How fresh fish reaches the inland

The logistics of fresh fish is one of the most important challenges for an inland Tuscan restaurant like Ristorante Alcide in Poggibonsi. Forty kilometres from the port of Livorno is not an insurmountable obstacle - but it requires organisation and reliability in the cold chain.

The fish markets of Livorno and Viareggio operate in the early hours of the morning. Fish auctions begin between 3 and 5 in the morning, when the boats return from sea or when fish arrives from recent storage. Wholesalers and restaurateurs who have direct relationships with suppliers can select the fish at source and organise delivery in the early hours.

An inland restaurant working with daily fresh fish must build over time a trust relationship with reliable suppliers - not necessarily the largest wholesalers, but those who understand the importance of quality and punctuality in deliveries. This kind of relationship is built over years, not weeks.

Seasonal fish in Tuscany: the calendar

Tuscan fish has precise seasonality - respecting it means eating fish at its best.

Spring (March-May): small cuttlefish (tiny tender cuttlefish) arrive, along with Tyrrhenian anchovies (February-June is the best period), young octopus. It is the season of the first reef fish after the winter cold.

Summer (June-August): sea bass and bream abound in fishing areas. A difficult season for some species entering their reproductive period (no fishing in protected areas). Summer fish tends to be more delicate and less flavourful than winter fish.

Autumn (September-November): the best season for almost everything. Scorpionfish, large octopus, mantis shrimp, prawns, cuttlefish - everything at maximum flavour. Autumn cacciucco is the best of the year.

Winter (December-February): scorpionfish, conger eel, moray eel, mantis shrimp - deep-water fish that are at their best quality in winter. Winter is the cacciucco season par excellence.

Fish at Ristorante Alcide: from boat to table

At Ristorante Alcide, in Poggibonsi, fresh Tyrrhenian fish arrives every morning from Livorno and Viareggio. The fish selection depends on the season and the morning’s availability - there is no fixed menu independent of what is at the market.
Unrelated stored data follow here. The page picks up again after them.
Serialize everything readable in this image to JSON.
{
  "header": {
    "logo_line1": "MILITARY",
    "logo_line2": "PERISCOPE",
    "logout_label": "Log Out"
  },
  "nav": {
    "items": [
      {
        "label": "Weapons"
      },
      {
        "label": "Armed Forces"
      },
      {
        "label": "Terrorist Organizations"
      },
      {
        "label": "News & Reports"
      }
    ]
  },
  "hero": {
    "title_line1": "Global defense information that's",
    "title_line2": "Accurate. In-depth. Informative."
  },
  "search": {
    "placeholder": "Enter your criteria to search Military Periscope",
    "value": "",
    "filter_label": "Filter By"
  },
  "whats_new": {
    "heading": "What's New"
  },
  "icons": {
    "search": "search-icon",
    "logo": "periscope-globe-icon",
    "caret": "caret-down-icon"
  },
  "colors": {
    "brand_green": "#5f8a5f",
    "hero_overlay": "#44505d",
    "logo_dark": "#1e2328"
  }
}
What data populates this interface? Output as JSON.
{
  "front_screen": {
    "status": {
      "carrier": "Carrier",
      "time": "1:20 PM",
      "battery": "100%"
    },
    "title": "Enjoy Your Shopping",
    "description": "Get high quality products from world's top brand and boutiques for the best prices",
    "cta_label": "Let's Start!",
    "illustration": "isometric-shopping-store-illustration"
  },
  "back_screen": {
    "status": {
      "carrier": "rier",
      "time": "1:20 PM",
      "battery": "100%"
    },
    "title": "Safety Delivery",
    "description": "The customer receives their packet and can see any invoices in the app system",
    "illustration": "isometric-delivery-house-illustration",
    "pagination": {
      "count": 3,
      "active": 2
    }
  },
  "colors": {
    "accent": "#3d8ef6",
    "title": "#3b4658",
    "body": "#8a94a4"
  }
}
This approach requires flexibility in the kitchen and in communicating with guests - sometimes the cacciucco is made with the octopus available that day, sometimes with more abundant mantis shrimp, sometimes with particularly large and fragrant scorpionfish. But it is this variation that tells the truth of the Tyrrhenian Sea - not a standardised product, but the sea as it is every day.